We can split part into partial fractions:
(x+1)/[(x-4)(x+2)]=A/(x-4)+B/(x+2).
Ax+2A+Bx-4B=x+1⇒2A-4B=1; A+B=1, so B=1-A.
2A-4(1-A)=1, 2A-4+4A=1, 6A=5, A=⅚, B=⅙.
(x+1)/[(x-4)(x+2)]=⅚/(x-4)+⅙/(x+2).
The original expression can be written:
⅙(x-1)[5/(x-4)+1/(x+2)].
If the expression were to be graphed there would be vertical asymptotes x=4 and x=-2, and x-intercepts at -1 and 1. The y-intercept is y=⅛. The curve would be split into 3 parts, 2 wholly above the x-axis and the third between the other two parts mostly below the x-axis except for where the curve intersects the x-axis (at the x-intercepts) and the y-axis (at the y-intercept).
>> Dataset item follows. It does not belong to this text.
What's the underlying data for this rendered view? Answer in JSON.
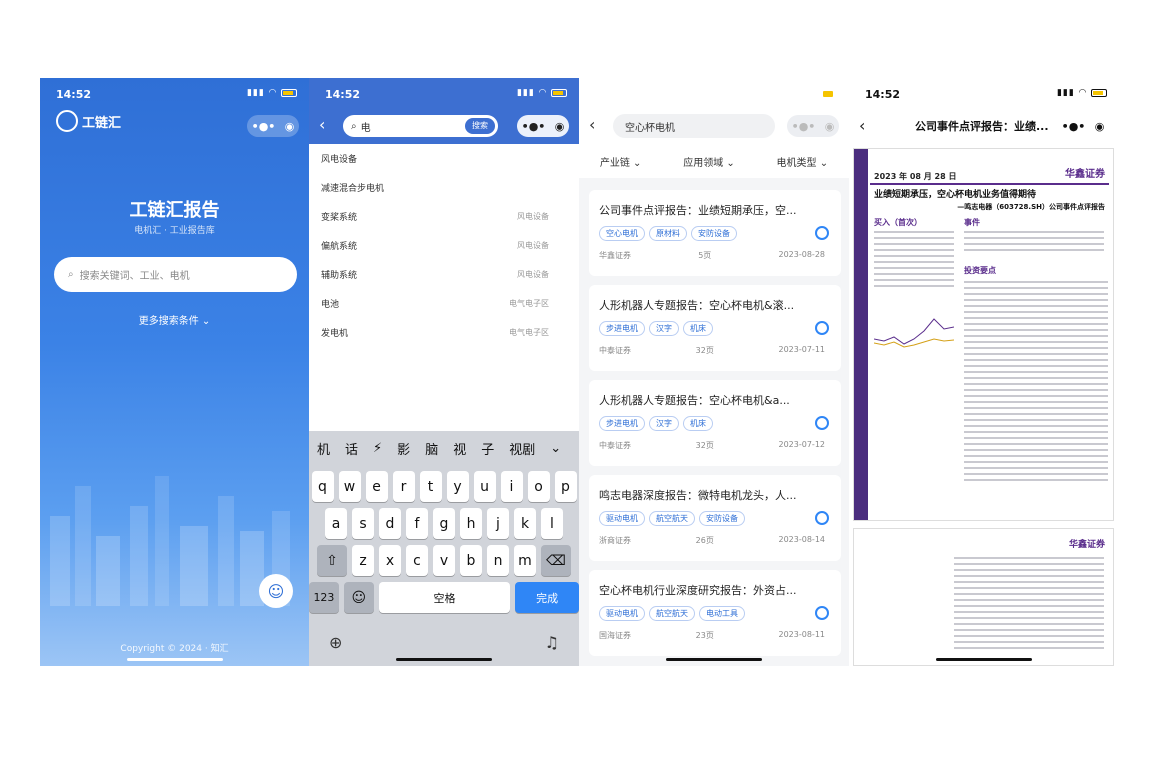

When x is very large (positive or negative) the expression approaches y=1, which is the horizontal asymptote for the two upper parts. However, the left upper part intersects y=1 at x=-3.5 (see below) and as x becomes more negative the curve approaches y=1 from below. The right upper part approaches y=1 from above, and the lower part is enclosed by the vertical asymptotes (an inverted U-shape).
y=1 when x2-1=x2-2x-8, -1=-2x-8, 2x=-7, x=-7/2. So the curve intersects y=1 at x=-3.5.